1月的早晨,晴美,清涼。我們一行人乘車穿越薩摩塞特郡寬廣的衝積平原,心情甚為愉悅。這片平原以前是一片鹽沼。我們的目的地是滿眼蒼綠、高高聳起的布倫特圓丘。我從小時候上學就對這裏很熟悉了。那時,我乘坐大西部鐵路的火車返回伊頓或是特魯羅,就經常見到那個圓丘。我時常望著圓丘,內心充滿著好奇的悸動。從輪廓上看,丘頂很高,圓圓的。丘頂上古代的土方工程依稀可見,丘下就是陡峭的高原,溝壑深深,頂部幾乎是平坦的。其中一邊狹窄平行的樹籬將田野與果園分隔開來,一直延伸至腳下的村落。今天,我們從北方前來,在布倫特東邊逗留了一下。那裏有一座巨大、垂直式的教堂,尖頂做工精美,附近還有一個大型教區。多年來,執事長丹尼森就是在這裏,闡述一些讓整個教會為之震撼的觀點。我仍記得,他是一個身材矮小、充滿激情、言談幽默的人。他的兄長是教會發言人,也是《發言者評論》雜誌的精神所在。我曾在議會上見到執事長,當時他正在發表著自己尖刻的譏諷。執事長身板很小,一副心滿意得的樣子,好像他是由一些難以征服的橡皮做成的,腳穿長筒橡膠靴,係著一條很短的圍裙,散發出雄麻雀好鬥的氣息。他的演講很給力,洋溢著糖衣炮彈式的敵意與荒謬誇大的吹噓。他的這種譴責式的演講常引得聽者發自內心的大笑。此時,他仍以威脅的口氣說,要是這個不悔改的世界仍執迷不悟,就會充滿災難與墮落,頗有牧師博伊霍恩的氣勢。
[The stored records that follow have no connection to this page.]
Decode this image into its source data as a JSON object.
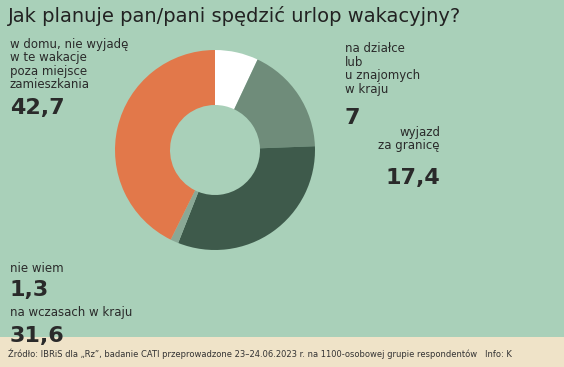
{
  "chart_data": {
    "type": "pie",
    "title": "Jak planuje pan/pani spędzić urlop wakacyjny?",
    "categories": [
      "na działce\nlub\nu znajomych\nw kraju",
      "wyjazd\nza granicę",
      "na wczasach w kraju",
      "nie wiem",
      "w domu, nie wyjadę\nw te wakacje\npoza miejsce\nzamieszkania"
    ],
    "values": [
      7,
      17.4,
      31.6,
      1.3,
      42.7
    ],
    "value_labels": [
      "7",
      "17,4",
      "31,6",
      "1,3",
      "42,7"
    ],
    "colors": [
      "#ffffff",
      "#6f8c7a",
      "#3e5a4b",
      "#8aa896",
      "#e2784a"
    ],
    "data_labels": true,
    "source": "Źródło: IBRiS dla „Rz”, badanie CATI przeprowadzone 23–24.06.2023 r. na 1100-osobowej grupie respondentów   Info: K"
  }
}
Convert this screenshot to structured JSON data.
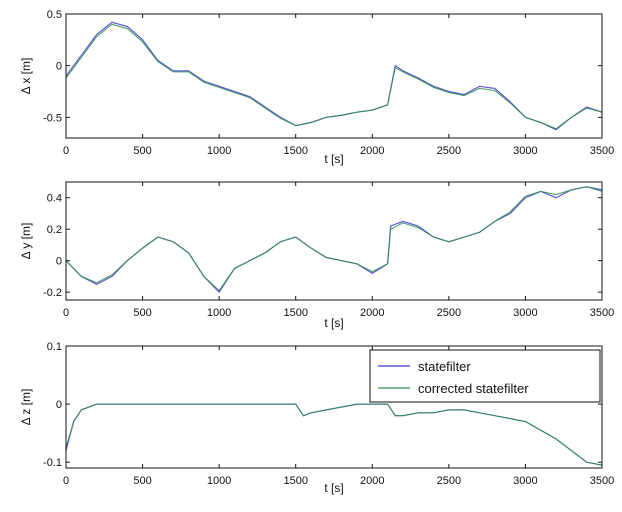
{
  "colors": {
    "statefilter": "#3b3bd6",
    "corrected_statefilter": "#2f8f4a",
    "axes": "#111111",
    "background": "#ffffff"
  },
  "chart_data": [
    {
      "type": "line",
      "id": "dx",
      "xlabel": "t [s]",
      "ylabel": "Δ x [m]",
      "xlim": [
        0,
        3500
      ],
      "ylim": [
        -0.7,
        0.5
      ],
      "xticks": [
        "0",
        "500",
        "1000",
        "1500",
        "2000",
        "2500",
        "3000",
        "3500"
      ],
      "yticks": [
        "-0.5",
        "0",
        "0.5"
      ],
      "ytick_values": [
        -0.5,
        0,
        0.5
      ],
      "grid": false,
      "legend": null,
      "series": [
        {
          "name": "statefilter",
          "x": [
            0,
            100,
            200,
            300,
            400,
            500,
            600,
            700,
            800,
            900,
            1000,
            1100,
            1200,
            1300,
            1400,
            1500,
            1600,
            1700,
            1800,
            1900,
            2000,
            2100,
            2150,
            2200,
            2300,
            2400,
            2500,
            2600,
            2700,
            2800,
            2900,
            3000,
            3100,
            3200,
            3300,
            3400,
            3500
          ],
          "y": [
            -0.1,
            0.1,
            0.3,
            0.42,
            0.38,
            0.25,
            0.05,
            -0.05,
            -0.05,
            -0.15,
            -0.2,
            -0.25,
            -0.3,
            -0.4,
            -0.5,
            -0.58,
            -0.55,
            -0.5,
            -0.48,
            -0.45,
            -0.43,
            -0.38,
            0.0,
            -0.05,
            -0.12,
            -0.2,
            -0.25,
            -0.28,
            -0.2,
            -0.22,
            -0.35,
            -0.5,
            -0.55,
            -0.62,
            -0.5,
            -0.4,
            -0.45
          ]
        },
        {
          "name": "corrected statefilter",
          "x": [
            0,
            100,
            200,
            300,
            400,
            500,
            600,
            700,
            800,
            900,
            1000,
            1100,
            1200,
            1300,
            1400,
            1500,
            1600,
            1700,
            1800,
            1900,
            2000,
            2100,
            2150,
            2200,
            2300,
            2400,
            2500,
            2600,
            2700,
            2800,
            2900,
            3000,
            3100,
            3200,
            3300,
            3400,
            3500
          ],
          "y": [
            -0.12,
            0.08,
            0.28,
            0.4,
            0.36,
            0.23,
            0.04,
            -0.06,
            -0.06,
            -0.16,
            -0.21,
            -0.26,
            -0.31,
            -0.41,
            -0.51,
            -0.58,
            -0.55,
            -0.5,
            -0.48,
            -0.45,
            -0.43,
            -0.38,
            -0.02,
            -0.06,
            -0.13,
            -0.21,
            -0.26,
            -0.29,
            -0.22,
            -0.24,
            -0.36,
            -0.5,
            -0.55,
            -0.61,
            -0.5,
            -0.41,
            -0.45
          ]
        }
      ]
    },
    {
      "type": "line",
      "id": "dy",
      "xlabel": "t [s]",
      "ylabel": "Δ y [m]",
      "xlim": [
        0,
        3500
      ],
      "ylim": [
        -0.25,
        0.5
      ],
      "xticks": [
        "0",
        "500",
        "1000",
        "1500",
        "2000",
        "2500",
        "3000",
        "3500"
      ],
      "yticks": [
        "-0.2",
        "0",
        "0.2",
        "0.4"
      ],
      "ytick_values": [
        -0.2,
        0,
        0.2,
        0.4
      ],
      "grid": false,
      "legend": null,
      "series": [
        {
          "name": "statefilter",
          "x": [
            0,
            100,
            200,
            300,
            400,
            500,
            600,
            700,
            800,
            900,
            1000,
            1100,
            1200,
            1300,
            1400,
            1500,
            1600,
            1700,
            1800,
            1900,
            2000,
            2100,
            2120,
            2200,
            2300,
            2400,
            2500,
            2600,
            2700,
            2800,
            2900,
            3000,
            3100,
            3200,
            3300,
            3400,
            3500
          ],
          "y": [
            0.0,
            -0.1,
            -0.15,
            -0.1,
            0.0,
            0.08,
            0.15,
            0.12,
            0.05,
            -0.1,
            -0.2,
            -0.05,
            0.0,
            0.05,
            0.12,
            0.15,
            0.08,
            0.02,
            0.0,
            -0.02,
            -0.08,
            -0.02,
            0.22,
            0.25,
            0.22,
            0.15,
            0.12,
            0.15,
            0.18,
            0.25,
            0.3,
            0.4,
            0.44,
            0.4,
            0.45,
            0.47,
            0.45
          ]
        },
        {
          "name": "corrected statefilter",
          "x": [
            0,
            100,
            200,
            300,
            400,
            500,
            600,
            700,
            800,
            900,
            1000,
            1100,
            1200,
            1300,
            1400,
            1500,
            1600,
            1700,
            1800,
            1900,
            2000,
            2100,
            2120,
            2200,
            2300,
            2400,
            2500,
            2600,
            2700,
            2800,
            2900,
            3000,
            3100,
            3200,
            3300,
            3400,
            3500
          ],
          "y": [
            0.0,
            -0.1,
            -0.14,
            -0.09,
            0.0,
            0.08,
            0.15,
            0.12,
            0.05,
            -0.1,
            -0.19,
            -0.05,
            0.0,
            0.05,
            0.12,
            0.15,
            0.08,
            0.02,
            0.0,
            -0.02,
            -0.07,
            -0.02,
            0.2,
            0.24,
            0.21,
            0.15,
            0.12,
            0.15,
            0.18,
            0.25,
            0.31,
            0.41,
            0.44,
            0.42,
            0.45,
            0.47,
            0.44
          ]
        }
      ]
    },
    {
      "type": "line",
      "id": "dz",
      "xlabel": "t [s]",
      "ylabel": "Δ z [m]",
      "xlim": [
        0,
        3500
      ],
      "ylim": [
        -0.11,
        0.1
      ],
      "xticks": [
        "0",
        "500",
        "1000",
        "1500",
        "2000",
        "2500",
        "3000",
        "3500"
      ],
      "yticks": [
        "-0.1",
        "0",
        "0.1"
      ],
      "ytick_values": [
        -0.1,
        0,
        0.1
      ],
      "grid": false,
      "legend": "top-right",
      "series": [
        {
          "name": "statefilter",
          "x": [
            0,
            50,
            100,
            200,
            300,
            400,
            500,
            600,
            700,
            800,
            900,
            1000,
            1100,
            1200,
            1300,
            1400,
            1500,
            1550,
            1600,
            1700,
            1800,
            1900,
            2000,
            2100,
            2150,
            2200,
            2300,
            2400,
            2500,
            2600,
            2700,
            2800,
            2900,
            3000,
            3100,
            3200,
            3300,
            3400,
            3500
          ],
          "y": [
            -0.08,
            -0.03,
            -0.01,
            0.0,
            0.0,
            0.0,
            0.0,
            0.0,
            0.0,
            0.0,
            0.0,
            0.0,
            0.0,
            0.0,
            0.0,
            0.0,
            0.0,
            -0.02,
            -0.015,
            -0.01,
            -0.005,
            0.0,
            0.0,
            0.0,
            -0.02,
            -0.02,
            -0.015,
            -0.015,
            -0.01,
            -0.01,
            -0.015,
            -0.02,
            -0.025,
            -0.03,
            -0.045,
            -0.06,
            -0.08,
            -0.1,
            -0.105
          ]
        },
        {
          "name": "corrected statefilter",
          "x": [
            0,
            50,
            100,
            200,
            300,
            400,
            500,
            600,
            700,
            800,
            900,
            1000,
            1100,
            1200,
            1300,
            1400,
            1500,
            1550,
            1600,
            1700,
            1800,
            1900,
            2000,
            2100,
            2150,
            2200,
            2300,
            2400,
            2500,
            2600,
            2700,
            2800,
            2900,
            3000,
            3100,
            3200,
            3300,
            3400,
            3500
          ],
          "y": [
            -0.075,
            -0.03,
            -0.01,
            0.0,
            0.0,
            0.0,
            0.0,
            0.0,
            0.0,
            0.0,
            0.0,
            0.0,
            0.0,
            0.0,
            0.0,
            0.0,
            0.0,
            -0.02,
            -0.015,
            -0.01,
            -0.005,
            0.0,
            0.0,
            0.0,
            -0.02,
            -0.02,
            -0.015,
            -0.015,
            -0.01,
            -0.01,
            -0.015,
            -0.02,
            -0.025,
            -0.03,
            -0.045,
            -0.06,
            -0.08,
            -0.1,
            -0.105
          ]
        }
      ]
    }
  ]
}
教堂本身很漂亮,裏麵有一條詹姆斯一世時代古色古香的走廊,牆壁則被很多充斥現代意味的壁畫弄得麵目全非。唯一讓我感到遺憾的,是那個充滿魅力、洋溢著歲月氣息的黃銅製的壁突式燭台,竟然被擺放在走廊長凳上被人遺忘的角落裏。接著,我們趕到了布倫特圓丘下的村落,深陷的峽穀裏簇簇叢林錯落有致,別有風味。在一片被雄赤鹿咬過的羊齒植物的灌木籬牆間,我們吃著三明治。此時,一隻友好的知更鳥躍到我們身邊,大聲嘰嘰喳喳,想要吃屬於自己午餐呢!它的願望被滿足了。但是命運和它開了一個玩笑。一隻身形瘦削的黑母雞從門中迅速趕來,使勁踩扁食物,撕碎了知更鳥原本要實現的願望。

閑逛一下附近的教堂,幾乎都曾因各種利益而重建過,隻有美輪美奐的卡羅琳紀念碑幸免於外。三個麵壁皆雕刻精細,繪畫入微。紀念碑中央矗立著一座笑容可掬、氣盛意滿的騎士雕像,藍白相間的袖子,有幾分褶皺,似揉摸了許久,有種優雅的味道,佩劍的飾帶是深紅色的流蘇,做工精致;雕塑下麵展示著一麵旗幟,還有一個大鼓。在他左右兩邊,分列著他的兩位豐滿紅潤、姿色可餐的妻子。其中一位有著深藍的眼睛,帽子有點隨風飄起的感覺,臉上掛著微笑;另一位則顯得很幽靜,身穿棕色的精美外裙。看到詹姆斯一世時期一些精美的鐵器,想著這些鐵器過往支撐過巨大的枝形吊燈,現在則被毫無用處地儲藏在小禮拜室裏,內心泛起陣陣憂傷。世上真正能深諳宗教的純粹主義的人,有幾人呢?

逛完了這裏,我們就起身往上攀登了。半個小時路程,我們就站在了頂部營地被青草覆蓋的倒塌石方上。這些守衛森嚴的英式堡壘是如何建築在這裏的呢,讓人不得其解。他們是不可能常駐這裏的,因為從山腳汲水上來,頗費周折,而且這也要視乎雨水在小池塘儲量的多少。除了之外,別無他法。這些堡壘可能隻是在危險時充當避難的庇護所,保護老弱婦孺以及一些牲口。想象一下,這裏曾是一個多麼單調枯燥、肮髒汙垢的地方啊!

站在山頂,景色盡收眼底。西邊,匡托克斯山隱約可見,澎湃的潮水,由窄而寬,漸趨流向大海。威爾士山傲然聳立於航道之上,霧氣氤氳,朦朧依稀。幾艘大汽船隆隆起航,慢悠悠地駛向大海深處。南麵,一片青綠的平原上,曼迪普斯山突兀而起;北麵,威斯頓·蘇佩·馬雷小鎮坐落在山坡間,一排排的鄉間別墅,整齊劃一;布裏登的山脊,滿眼灰綠。恬靜的午後,可聽到遠處雄雞的啼叫聲,還有發動機駛過布裏奇沃特路時馬達的隆隆聲響。